Langerhans cells stain positively for CD1a and langerin (Fig. 1D-E) as well as S100, showing both cytoplasmic and nuclear staining patterns (Fig. 1F), while markers like CD1c, B-cell markers, T-cell markers, CD30, and CD23 are negative. The BRAF V600E mutation-specific antibody (VE1) is positive in many cases, along with vimentin, CD4, and CD68, while CD163 positivity is only observed in 5–10% of cases. Immunohistochemistry for phosphorylated ERK (pERK) can also indicate MAPK pathway activity but is less specific than genetic testing [21]. On electron microscopy, Birbeck granules may appear but are not essential for diagnosis.

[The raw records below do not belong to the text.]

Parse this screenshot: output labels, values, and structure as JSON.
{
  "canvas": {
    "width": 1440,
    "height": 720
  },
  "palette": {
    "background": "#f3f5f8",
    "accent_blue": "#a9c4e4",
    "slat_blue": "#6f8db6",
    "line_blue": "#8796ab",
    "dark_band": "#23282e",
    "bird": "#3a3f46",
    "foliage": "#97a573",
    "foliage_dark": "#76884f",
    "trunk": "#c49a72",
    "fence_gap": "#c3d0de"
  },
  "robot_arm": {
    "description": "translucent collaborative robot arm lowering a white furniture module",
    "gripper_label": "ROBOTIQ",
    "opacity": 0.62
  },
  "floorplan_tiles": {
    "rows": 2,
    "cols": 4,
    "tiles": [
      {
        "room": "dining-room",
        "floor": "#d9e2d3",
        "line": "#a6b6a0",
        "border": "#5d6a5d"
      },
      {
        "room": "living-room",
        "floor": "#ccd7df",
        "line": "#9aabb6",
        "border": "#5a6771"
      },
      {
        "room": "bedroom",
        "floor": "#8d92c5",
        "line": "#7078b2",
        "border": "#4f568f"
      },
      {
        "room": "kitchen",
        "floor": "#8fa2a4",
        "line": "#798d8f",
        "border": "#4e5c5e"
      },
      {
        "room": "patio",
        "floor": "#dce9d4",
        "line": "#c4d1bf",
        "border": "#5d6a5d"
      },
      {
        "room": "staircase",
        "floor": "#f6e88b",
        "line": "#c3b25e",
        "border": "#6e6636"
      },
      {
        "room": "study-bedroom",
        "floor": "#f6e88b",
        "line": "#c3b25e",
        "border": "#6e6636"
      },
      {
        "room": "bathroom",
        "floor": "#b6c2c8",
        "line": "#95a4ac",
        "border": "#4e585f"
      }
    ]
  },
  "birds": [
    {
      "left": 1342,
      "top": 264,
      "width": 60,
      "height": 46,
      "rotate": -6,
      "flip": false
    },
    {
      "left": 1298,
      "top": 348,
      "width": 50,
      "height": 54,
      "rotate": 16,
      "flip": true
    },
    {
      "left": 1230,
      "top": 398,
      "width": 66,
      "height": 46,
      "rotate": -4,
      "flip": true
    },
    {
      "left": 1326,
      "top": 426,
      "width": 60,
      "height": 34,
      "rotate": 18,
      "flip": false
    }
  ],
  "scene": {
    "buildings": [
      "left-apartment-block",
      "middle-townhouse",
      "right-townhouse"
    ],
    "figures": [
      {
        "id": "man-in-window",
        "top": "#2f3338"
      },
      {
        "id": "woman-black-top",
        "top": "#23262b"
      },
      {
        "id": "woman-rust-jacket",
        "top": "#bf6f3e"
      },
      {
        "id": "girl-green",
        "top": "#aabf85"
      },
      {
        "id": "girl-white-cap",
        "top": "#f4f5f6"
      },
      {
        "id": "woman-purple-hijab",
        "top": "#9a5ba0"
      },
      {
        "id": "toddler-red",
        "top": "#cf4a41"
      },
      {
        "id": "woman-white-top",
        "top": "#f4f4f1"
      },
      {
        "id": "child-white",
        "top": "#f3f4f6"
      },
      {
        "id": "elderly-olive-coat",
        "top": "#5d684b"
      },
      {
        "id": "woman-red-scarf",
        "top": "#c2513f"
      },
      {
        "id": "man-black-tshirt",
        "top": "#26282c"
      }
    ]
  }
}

Molecular testing has dramatically advanced diagnosing and treating LCH by identifying genetic mutations in the MAPK pathway. Approximately 50–60% of LCH cases have the BRAF V600E mutation, which drives abnormal cell growth, while MAP2K1 mutations are found in an additional 20–30%, especially in BRAF-negative cases [21, 23]. Next-generation sequencing (NGS), Sanger sequencing, and pyrosequencing are standard methods for detecting these mutations. Use of these molecular tests significantly enhances the accurate diagnosis of this entity.

Treatment

Recent international expert consensus recommendations outline treatment options for adult LCH that vary based on disease extent, organ involvement, and genetic profile [12]. For patients with single-system LCH, surgery is often curative, with radiation as an alternative for inoperable lesions. Vinblastine and prednisone are standard first-line treatments for multisystem LCH, with more intensive chemotherapy reserved for high-risk organ involvement. Targeted therapies, including BRAF inhibitors (e.g., vemurafenib) for BRAF V600E mutations and MEK inhibitors (e.g., trametinib) for MAP2K1 mutations, show promise in refractory cases [21]. Supportive care, such as hormone replacement for pituitary involvement, is essential for quality of life.

Prognosis

The prognosis of LCH depends on disease extent, organ involvement, genetic mutations, and the responses to treatment. The prognosis in childhood LCH is guarded, as it is determined by the response to the initial therapeutic interventions, age of diagnosis, and extent of organ involvement. No response to initial therapy indicates a poor prognosis [24]. Unifocal LCH has a 5-year overall survival rate of over 90%. Multisystem LCH involving high-risk organs like the liver, spleen, or bone marrow has a more guarded prognosis, requiring systemic therapies such as chemotherapy or targeted treatments. Outcomes vary based on treatment response and specific organ involvement, with adult prognosis often affected by treatment efficacy and relapse frequency. Prognosis can range from no sequelae to severe organ dysfunction (e.g., liver or lung) or neurodegeneration. The presence of BRAF V600E mutations, often seen in aggressive LCH, correlates with higher relapse rates and multisystem disease. Targeted therapies, including BRAF and MEK inhibitors, have improved outcomes in high-risk patients and those unresponsive to standard treatments [25].